Fraction of normalised PSF flux inside a circular aperture.

Evaluates the (possibly position-dependent) PSF model at (x, y) via get_psf_stamp(), normalises it to unit total flux, and sums the pixels lying within radius of the stamp centre. Useful for on-the-fly aperture corrections.

Pixels are weighted by the fractional coverage of the circular aperture using a sub-pixel grid (subpixel × subpixel samples per pixel) — set subpixel=1 to fall back to a hard pixel-centre mask, which is faster but has up to ~10 % radius-dependent jitter when the aperture edge cuts through individual pixels.

Parameters:
psfdict

PSF model from run_psfex(), load_psf(), or create_psf_model().

x, yfloat, optional

Position in image pixels at which to evaluate a position-dependent PSF model. The sub-pixel parts of x and y are folded into the stamp centre via get_psf_stamp().

radiusfloat or array-like

Aperture radius (or radii) in image pixels.

subpixelint, optional

Linear sub-pixel sampling per image pixel for partial-coverage weighting. Default 10 (100 sub-samples per pixel).

Returns:
float or ndarray

Enclosed flux fraction at each radius.
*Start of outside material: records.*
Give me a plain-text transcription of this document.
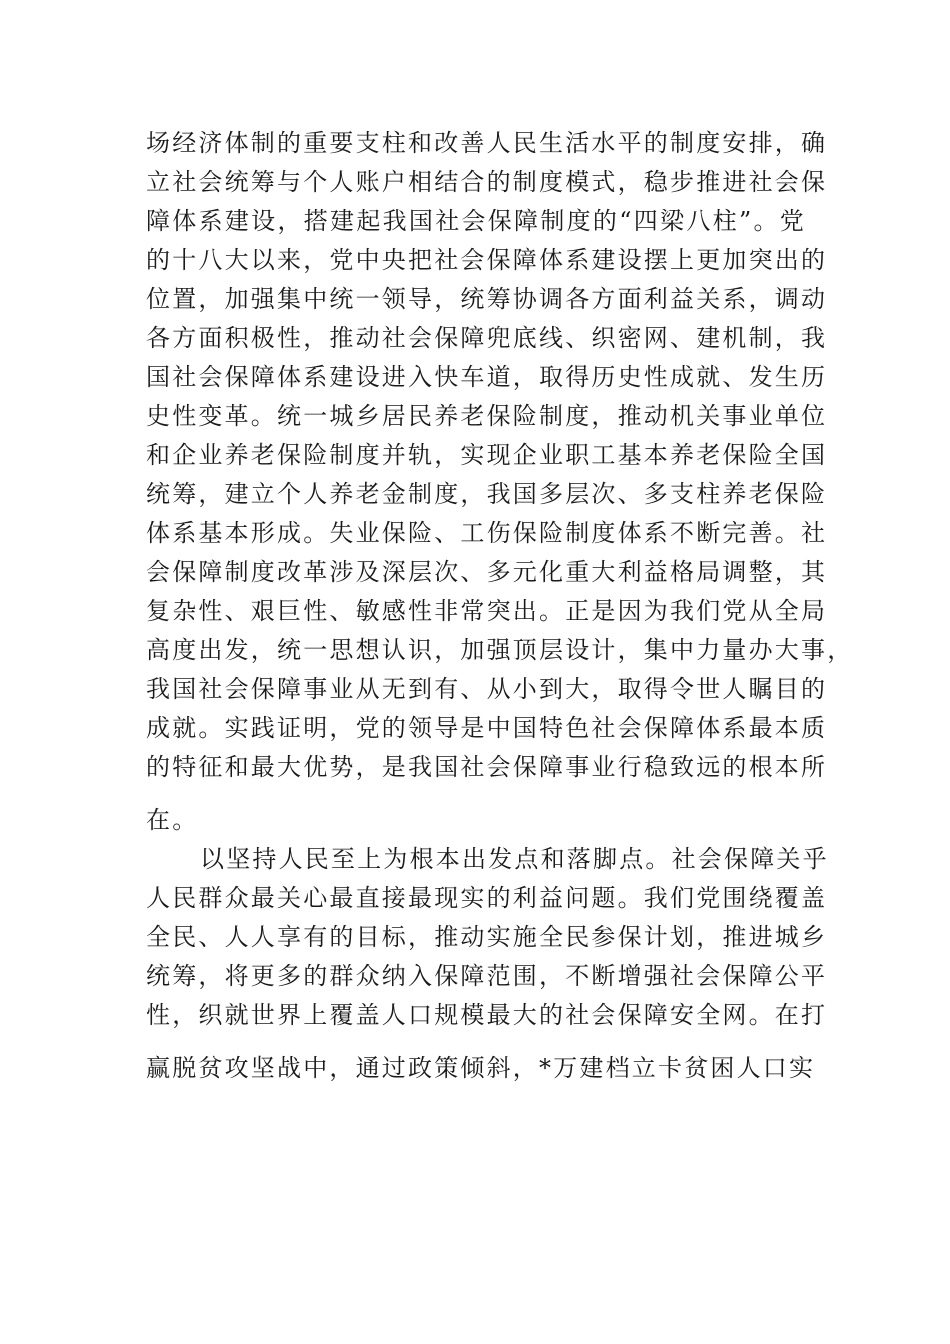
场经济体制的重要支柱和改善人民生活水平的制度安排，确
立社会统筹与个人账户相结合的制度模式，稳步推进社会保
障体系建设，搭建起我国社会保障制度的“四梁八柱”。党
的十八大以来，党中央把社会保障体系建设摆上更加突出的
位置，加强集中统一领导，统筹协调各方面利益关系，调动
各方面积极性，推动社会保障兜底线、织密网、建机制，我
国社会保障体系建设进入快车道，取得历史性成就、发生历
史性变革。统一城乡居民养老保险制度，推动机关事业单位
和企业养老保险制度并轨，实现企业职工基本养老保险全国
统筹，建立个人养老金制度，我国多层次、多支柱养老保险
体系基本形成。失业保险、工伤保险制度体系不断完善。社
会保障制度改革涉及深层次、多元化重大利益格局调整，其
复杂性、艰巨性、敏感性非常突出。正是因为我们党从全局
高度出发，统一思想认识，加强顶层设计，集中力量办大事，
我国社会保障事业从无到有、从小到大，取得令世人瞩目的
成就。实践证明，党的领导是中国特色社会保障体系最本质
的特征和最大优势，是我国社会保障事业行稳致远的根本所
在。
以坚持人民至上为根本出发点和落脚点。社会保障关乎
人民群众最关心最直接最现实的利益问题。我们党围绕覆盖
全民、人人享有的目标，推动实施全民参保计划，推进城乡
统筹，将更多的群众纳入保障范围，不断增强社会保障公平
性，织就世界上覆盖人口规模最大的社会保障安全网。在打
赢脱贫攻坚战中，通过政策倾斜，*万建档立卡贫困人口实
Scalar when radius is a scalar, otherwise an array of the same shape.

stdpipe.psf.select_psf_seeds(obj, image_shape, *, max_per_tile=25, grid=6, edge=20, obj_col_x='x', obj_col_y='y', obj_col_flux='flux', obj_col_flags='flags', accept_flags=0)[source]

Select bright, edge-clear sources spread uniformly across the field.
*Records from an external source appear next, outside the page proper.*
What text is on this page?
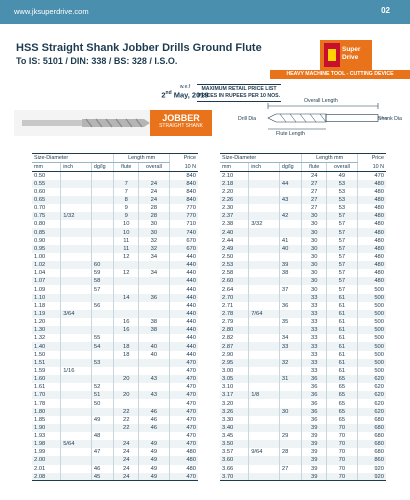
www.jksuperdrive.com	02
HSS Straight Shank Jobber Drills Ground Flute
To IS: 5101 / DIN: 338 / BS: 328 / I.S.O.
Super
Drive
HEAVY MACHINE TOOL - CUTTING DEVICE
w.e.f
2nd May, 2019
MAXIMUM RETAIL PRICE LIST
PRICES IN RUPEES PER 10 NOS.
JOBBER
STRAIGHT SHANK
Overall Length
Drill Dia	Shank Dia
Flute Length
Size-Diameter			Length mm		Price
mm	inch	dg/lg	flute	overall	10 N
0.50					840
0.55			7	24	840
0.60			7	24	840
0.65			8	24	840
0.70			9	28	770
0.75	1/32		9	28	770
0.80			10	30	710
0.85			10	30	740
0.90			11	32	670
0.95			11	32	670
1.00			12	34	440
1.02		60			440
1.04		59	12	34	440
1.07		58			440
1.09		57			440
1.10			14	36	440
1.18		56			440
1.19	3/64				440
1.20			16	38	440
1.30			16	38	440
1.32		55			440
1.40		54	18	40	440
1.50			18	40	440
1.51		53			470
1.59	1/16				470
1.60			20	43	470
1.61		52			470
1.70		51	20	43	470
1.78		50			470
1.80			22	46	470
1.85		49	22	46	470
1.90			22	46	470
1.93		48			470
1.98	5/64		24	49	470
1.99		47	24	49	480
2.00			24	49	480
2.01		46	24	49	480
2.08		45	24	49	470
Size-Diameter			Length mm		Price
mm	inch	dg/lg	flute	overall	10 N
2.10			24	49	470
2.18		44	27	53	480
2.20			27	53	480
2.26		43	27	53	480
2.30			27	53	480
2.37		42	30	57	480
2.38	3/32		30	57	480
2.40			30	57	480
2.44		41	30	57	480
2.49		40	30	57	480
2.50			30	57	480
2.53		39	30	57	480
2.58		38	30	57	480
2.60			30	57	480
2.64		37	30	57	500
2.70			33	61	500
2.71		36	33	61	500
2.78	7/64		33	61	500
2.79		35	33	61	500
2.80			33	61	500
2.82		34	33	61	500
2.87		33	33	61	500
2.90			33	61	500
2.95		32	33	61	500
3.00			33	61	500
3.05		31	36	65	620
3.10			36	65	620
3.17	1/8		36	65	620
3.20			36	65	620
3.26		30	36	65	620
3.30			36	65	680
3.40			39	70	680
3.45		29	39	70	680
3.50			39	70	680
3.57	9/64	28	39	70	680
3.60			39	70	860
3.66		27	39	70	920
3.70			39	70	920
Bins obj on a regular grid_x × grid_y spatial grid and returns the max_per_tile brightest sources per cell that pass basic quality filters: finite x/y/flux, positive flux, optionally a flag mask, and inside the image after an edge-pixel margin.

The returned table is a strict subset of obj (same columns, sub-selected rows) and is the natural input for stdpipe.psf.create_psf_model() and similar PSF-modelling routines that benefit from a uniform spatial sampling.

Parameters:
objastropy.table.Table

Source catalogue.

image_shape(H, W) tuple

Image shape used for the spatial grid and edge mask.

max_per_tileint

Maximum number of seeds kept per spatial cell.

gridint or (nx, ny) tuple

Number of cells in the spatial grid. A scalar means a square grid × grid layout.

edgefloat

Edge margin in pixels; sources within edge of any image boundary are excluded.

obj_col_x, obj_col_ystr

Column names for source positions in pixel coordinates.

obj_col_fluxstr

Column name used to rank candidates within each cell (brightest first). Sources with non-positive values are dropped.

obj_col_flagsstr, optional

Column name for a SExtractor-style integer flag mask. Set to None to skip flag filtering. If the column is missing from obj, no flag filter is applied either.

accept_flagsint

Bitwise mask of acceptable flags. A source is kept only when flags & ~accept_flags == 0.

Returns:
astropy.table.Table

A subset of obj containing the selected seeds.